What is capturing and evidencing impact?
Demonstrate how your research is making a difference beyond academia, building trust, supporting informed decision-making, securing future funding, and demonstrating the public value of your work.
Capturing and evidencing your impact refers to the process of creating a record of information (such as data, quotes, reports, and other evidence) that can demonstrate the achievement of, and progress towards, outcomes and impacts. It is about making the real-world benefits and changes of your research visible, trustworthy, and meaningful to others.
Capturing and evidencing is most effective when it is planned early and embedded into your research process. While it is possible to search retrospectively for evidence, this approach is often incomplete and more time-consuming. Just like good research practice, this process relies on defining what you want to measure, collecting the right data, and interpreting it in context.

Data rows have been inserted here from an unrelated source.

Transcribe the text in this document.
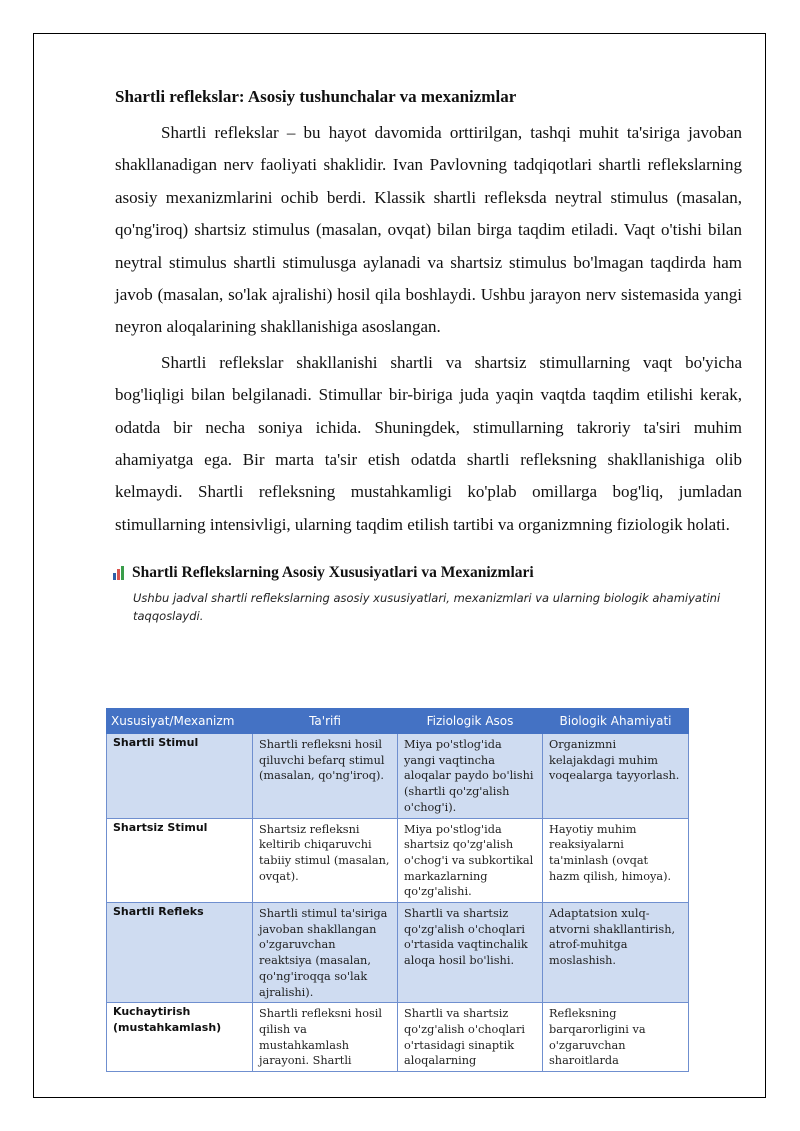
Shartli reflekslar: Asosiy tushunchalar va mexanizmlar

Shartli reflekslar – bu hayot davomida orttirilgan, tashqi muhit ta'siriga javoban shakllanadigan nerv faoliyati shaklidir. Ivan Pavlovning tadqiqotlari shartli reflekslarning asosiy mexanizmlarini ochib berdi. Klassik shartli refleksda neytral stimulus (masalan, qo'ng'iroq) shartsiz stimulus (masalan, ovqat) bilan birga taqdim etiladi. Vaqt o'tishi bilan neytral stimulus shartli stimulusga aylanadi va shartsiz stimulus bo'lmagan taqdirda ham javob (masalan, so'lak ajralishi) hosil qila boshlaydi. Ushbu jarayon nerv sistemasida yangi neyron aloqalarining shakllanishiga asoslangan.

Shartli reflekslar shakllanishi shartli va shartsiz stimullarning vaqt bo'yicha bog'liqligi bilan belgilanadi. Stimullar bir-biriga juda yaqin vaqtda taqdim etilishi kerak, odatda bir necha soniya ichida. Shuningdek, stimullarning takroriy ta'siri muhim ahamiyatga ega. Bir marta ta'sir etish odatda shartli refleksning shakllanishiga olib kelmaydi. Shartli refleksning mustahkamligi ko'plab omillarga bog'liq, jumladan stimullarning intensivligi, ularning taqdim etilish tartibi va organizmning fiziologik holati.

Shartli Reflekslarning Asosiy Xususiyatlari va Mexanizmlari
Ushbu jadval shartli reflekslarning asosiy xususiyatlari, mexanizmlari va ularning biologik ahamiyatini taqqoslaydi.
Xususiyat/Mexanizm	Ta'rifi	Fiziologik Asos	Biologik Ahamiyati
Shartli Stimul	Shartli refleksni hosil qiluvchi befarq stimul (masalan, qo'ng'iroq).	Miya po'stlog'ida yangi vaqtincha aloqalar paydo bo'lishi (shartli qo'zg'alish o'chog'i).	Organizmni kelajakdagi muhim voqealarga tayyorlash.
Shartsiz Stimul	Shartsiz refleksni keltirib chiqaruvchi tabiiy stimul (masalan, ovqat).	Miya po'stlog'ida shartsiz qo'zg'alish o'chog'i va subkortikal markazlarning qo'zg'alishi.	Hayotiy muhim reaksiyalarni ta'minlash (ovqat hazm qilish, himoya).
Shartli Refleks	Shartli stimul ta'siriga javoban shakllangan o'zgaruvchan reaktsiya (masalan, qo'ng'iroqqa so'lak ajralishi).	Shartli va shartsiz qo'zg'alish o'choqlari o'rtasida vaqtinchalik aloqa hosil bo'lishi.	Adaptatsion xulq-atvorni shakllantirish, atrof-muhitga moslashish.
Kuchaytirish (mustahkamlash)	Shartli refleksni hosil qilish va mustahkamlash jarayoni. Shartli	Shartli va shartsiz qo'zg'alish o'choqlari o'rtasidagi sinaptik aloqalarning	Refleksning barqarorligini va o'zgaruvchan sharoitlarda
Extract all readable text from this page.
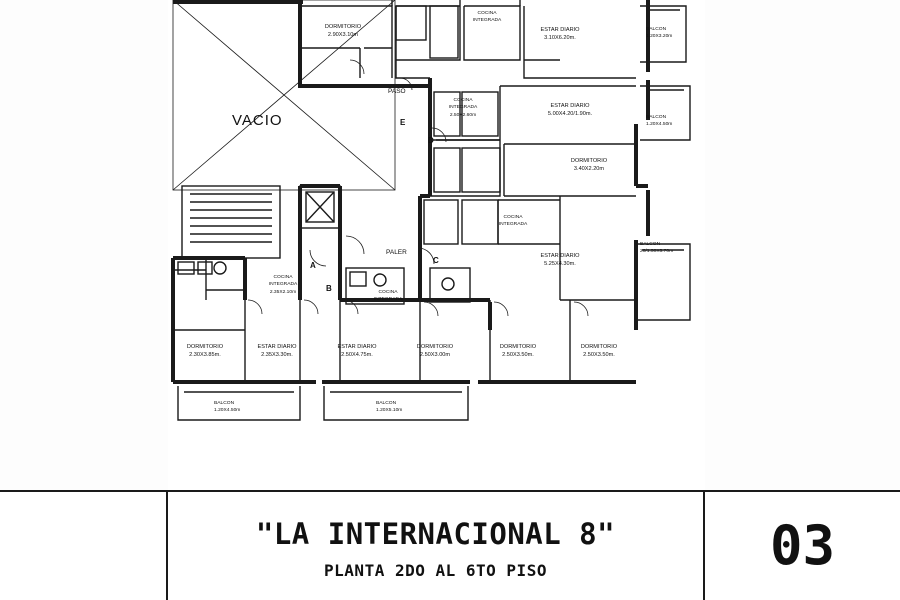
VACIO
PASO
PALER
A
B
C
D
E
DORMITORIO
2.90X3.10m
COCINA
INTEGRADA
ESTAR DIARIO
3.10X6.20m.
BALCON
1.20X3.20m
COCINA
INTEGRADA
2.50X2.60m
ESTAR DIARIO
5.00X4.20/1.90m.
BALCON
1.20X4.50m
DORMITORIO
3.40X2.20m
COCINA
INTEGRADA
ESTAR DIARIO
5.25X4.30m.
BALCON
20/1.50X5.70m
COCINA
INTEGRADA
2.35X2.10m	COCINA
INTEGRADA
DORMITORIO
2.30X3.85m.
ESTAR DIARIO
2.35X3.30m.
ESTAR DIARIO
2.50X4.75m.
DORMITORIO
2.50X3.00m
DORMITORIO
2.50X3.50m.
DORMITORIO
2.50X3.50m.
BALCON
1.20X4.50m
BALCON
1.20X5.10m
"LA INTERNACIONAL 8"
PLANTA 2DO AL 6TO PISO	03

A proactive approach to capturing and evidencing impact strengthens the reliability of your claims, makes it easier to tell a compelling impact story, supports accountability to stakeholders, and builds a stronger track record that can open opportunities for recognition, funding, and collaboration.
From indicators to evidence
Capturing and evidencing impact is not a single step. It begins with identifying what signs of change you expect to see, continues with recording those changes as they occur, and ends with building a credible body of evidence to demonstrate your impact.
- Identifying indicators of change – The signs that show your research is making a difference. Indicators provide the framework for what you need to capture.
- Capturing impact – Recording those signs of change as they occur, such as stakeholder feedback, event participation, or changes in practice. Capturing ensures nothing is lost along the way.
- Evidencing impact – Substantiating your claims with credible proof that others can verify and trust, such as policy documents, citation and publication data, or measures of engagement.
Benefits of capturing and evidencing impact
Having a plan for capturing and evidencing impact helps you:
- Test robustness and feasibility – Planning indicators and evidence forces clarity about what success looks like and whether it is realistic and measurable.
- Save time and widen your evidence base – Proactively capturing information as it arises is far easier than searching retrospectively, and allows you to include a wider range of perspectives and data sources.
- Enable evaluation and learning – Capturing evidence over time lets you reflect on what worked, whether intended outcomes were achieved, and adapt your plan if necessary.
- Strengthen accountability and communication – Evidencing impact builds credibility with funders, partners, and the public, while also helping you share compelling stories about the societal value of your research.
- Build your track record and recognition – A well-evidenced impact narrative strengthens your CV, supports funding and promotion cases, and demonstrates the contributions and benefits of your research.